3. Renforcer les pouvoirs du Parlement en cas de modification de la loi fondamentale ou de changement majeur de régime d'une collectivité ultra-marine

Votre commission des Lois juge par ailleurs indispensable de renforcer les pouvoirs du Parlement en cas de modification de la loi fondamentale ou de changement majeur de régime d'une collectivité ultra-marine.
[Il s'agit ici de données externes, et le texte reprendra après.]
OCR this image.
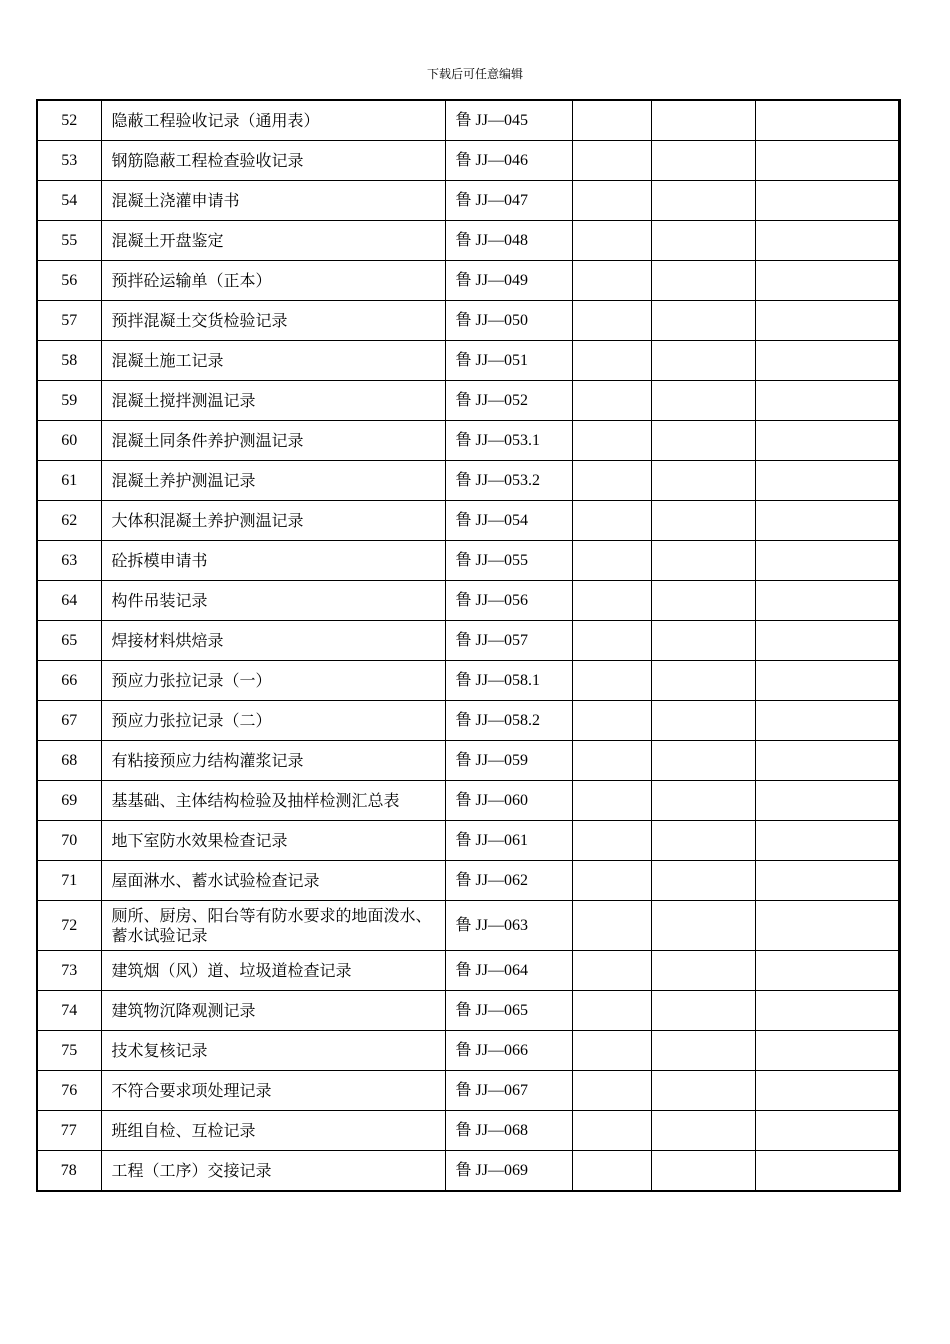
下载后可任意编辑
52	隐蔽工程验收记录（通用表）	鲁 JJ—045			
53	钢筋隐蔽工程检查验收记录	鲁 JJ—046			
54	混凝土浇灌申请书	鲁 JJ—047			
55	混凝土开盘鉴定	鲁 JJ—048			
56	预拌砼运输单（正本）	鲁 JJ—049			
57	预拌混凝土交货检验记录	鲁 JJ—050			
58	混凝土施工记录	鲁 JJ—051			
59	混凝土搅拌测温记录	鲁 JJ—052			
60	混凝土同条件养护测温记录	鲁 JJ—053.1			
61	混凝土养护测温记录	鲁 JJ—053.2			
62	大体积混凝土养护测温记录	鲁 JJ—054			
63	砼拆模申请书	鲁 JJ—055			
64	构件吊装记录	鲁 JJ—056			
65	焊接材料烘焙录	鲁 JJ—057			
66	预应力张拉记录（一）	鲁 JJ—058.1			
67	预应力张拉记录（二）	鲁 JJ—058.2			
68	有粘接预应力结构灌浆记录	鲁 JJ—059			
69	基基础、主体结构检验及抽样检测汇总表	鲁 JJ—060			
70	地下室防水效果检查记录	鲁 JJ—061			
71	屋面淋水、蓄水试验检查记录	鲁 JJ—062			
72	厕所、厨房、阳台等有防水要求的地面泼水、蓄水试验记录	鲁 JJ—063			
73	建筑烟（风）道、垃圾道检查记录	鲁 JJ—064			
74	建筑物沉降观测记录	鲁 JJ—065			
75	技术复核记录	鲁 JJ—066			
76	不符合要求项处理记录	鲁 JJ—067			
77	班组自检、互检记录	鲁 JJ—068			
78	工程（工序）交接记录	鲁 JJ—069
Aussi vous soumet-elle des amendements visant à :

- permettre au Parlement de demander au Président de la République d'organiser une consultation des électeurs concernés en cas de passage d'une collectivité ultra-marine du régime de l'article 73 (départements et régions d'outre-mer) à celui de l'article 74 (collectivités d'outre-mer) ou inversement, et prévoir un débat devant chaque assemblée si cette consultation intervient à la demande du Gouvernement (article 7).

- instituer un délai de trente jours entre le dépôt d'un projet ou d'une proposition de révision constitutionnelle et son examen en séance publique par la première assemblée saisie (article additionnel après l'article 11).